Test modules opt out of the unwrap/expect/indexing rules via the actual pattern:

#![cfg_attr(test, allow(clippy::unwrap_used, clippy::expect_used, clippy::indexing_slicing))]

placed at the top of the test module (or #[cfg(test)] mod tests { #![allow(...)] ... } for inline test modules). CI rejects PRs that introduce any of the denied lints in non-test paths.

Diagnostics surface

Error::Display is short and operator-friendly. Error::source() walks the cause chain. Error::Debug is verbose for logs.

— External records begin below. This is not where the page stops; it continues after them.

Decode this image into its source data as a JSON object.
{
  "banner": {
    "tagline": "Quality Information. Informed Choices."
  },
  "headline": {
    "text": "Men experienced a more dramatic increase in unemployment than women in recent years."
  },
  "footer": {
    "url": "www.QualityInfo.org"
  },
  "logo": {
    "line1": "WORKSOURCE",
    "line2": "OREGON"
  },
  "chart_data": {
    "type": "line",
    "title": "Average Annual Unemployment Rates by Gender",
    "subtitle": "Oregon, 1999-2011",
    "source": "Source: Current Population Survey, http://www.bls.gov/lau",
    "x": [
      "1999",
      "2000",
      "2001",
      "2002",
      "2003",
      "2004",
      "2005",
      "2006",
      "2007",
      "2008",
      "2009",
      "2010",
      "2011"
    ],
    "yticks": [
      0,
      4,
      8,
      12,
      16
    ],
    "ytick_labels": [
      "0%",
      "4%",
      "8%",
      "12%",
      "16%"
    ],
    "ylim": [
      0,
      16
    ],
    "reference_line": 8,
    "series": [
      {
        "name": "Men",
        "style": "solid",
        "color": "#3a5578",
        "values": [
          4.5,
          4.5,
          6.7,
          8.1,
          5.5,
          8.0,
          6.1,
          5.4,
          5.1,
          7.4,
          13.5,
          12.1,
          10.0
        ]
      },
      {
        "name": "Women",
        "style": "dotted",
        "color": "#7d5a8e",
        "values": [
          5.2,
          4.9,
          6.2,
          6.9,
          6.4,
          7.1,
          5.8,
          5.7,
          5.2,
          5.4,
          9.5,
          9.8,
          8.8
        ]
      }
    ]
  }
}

match session.write("X.Y", v).await {
    Ok(()) => {}
    Err(e) => {
        tracing::error!(error = ?e, error.source = ?e.source(), "write failed");
        return Err(e);
    }
}

For protocol-level decode failures, every ProtocolError::Decode carries:

  • byte offset in the frame
  • reason (&'static str — interned message)
  • buffer length

This matches the .NET reference's tendency to throw ArgumentException with byte-offset messages.

Recovery decisions

Error::is_retryable() -> bool informs the default RecoveryPolicy:

Variant Retryable?
Connection(ServerUnavailable) no — 0x800706BA in the proven stack is a structural callback-marshalling failure (no SYN to the advertised callback port after security bindings are added), not a flapping NmxSvc.exe. Retrying loops forever. Evidence: analysis/proxy/managed-registerengine2-callback-probe.txt:8, docs/NMX-COM-Contracts.md:592.
Connection(TcpConnect) depends on the inner io::Error.kind() — same dispatch as Io(_) below: WouldBlock/Interrupted/TimedOut/ConnectionReset → yes; AddrNotAvailable/HostUnreachable/ConnectionRefused → no. Implementation: is_retryable()'s Connection(TcpConnect { source, .. }) arm delegates to source.kind() rather than blanket-yes; otherwise a name-not-found hot-loops.
Connection(OxidResolve) yes
Connection(CallbackProxyMissing) no (config issue)
Connection(EngineNotRegistered) yes (re-register)
Auth(Ntlm) no (credentials are wrong)
Auth(AsbHandshake) no
Auth(SharedSecret) no
Configuration(*) no
TypeMismatch no
Security(*) no
Status with category=CommunicationError yes
Status with category=Pending yes (with backoff)
Status with category=ConfigurationError depends on detail: detail == 21 ("Invalid reference", src/MxNativeCodec/MxStatus.cs:76) → yes, after a Galaxy-resolver-cache refresh — the .NET reference's per-operation ResolveTagAsync (src/MxNativeClient/MxNativeSession.cs:173,196,232,255) makes a stale-cache miss recoverable on the next attempt. All other ConfigurationError details → no. Implementation: is_retryable() matches the inner detail and returns true only for the resolver-refresh-eligible codes.
Status other categories no by default; consumer can override
Timeout yes
Cancelled no
Protocol(*) no — protocol-level decode bugs are not retryable
Io(_) depends on kind(): WouldBlock/Interrupted/TimedOut → yes; everything else → no

The default RecoveryPolicy::exponential calls is_retryable() before re-attempting and emits RecoveryEvent::Failed { error, .. } if not.

Status as data on subscriptions

pub struct DataChange {
    pub reference: Arc<str>,
    pub value: MxValue,
    pub quality: u16,
    pub timestamp: SystemTime,
    pub status: MxStatus,
}

Consumers inspect status.category to distinguish good/uncertain/bad data. The default mxaccess does not filter; if a consumer wants Ok-only data, they filter the stream themselves:

let mut sub = session.subscribe("X.Y").await?
    .filter_map(|change| async move {
        match change {
            Ok(c) if c.status.category == MxStatusCategory::Ok => Some(Ok(c)),
            Ok(_) => None,                  // drop non-Ok
            Err(e) => Some(Err(e)),
        }
    });

This keeps Error reserved for actual failures and keeps stream items composable.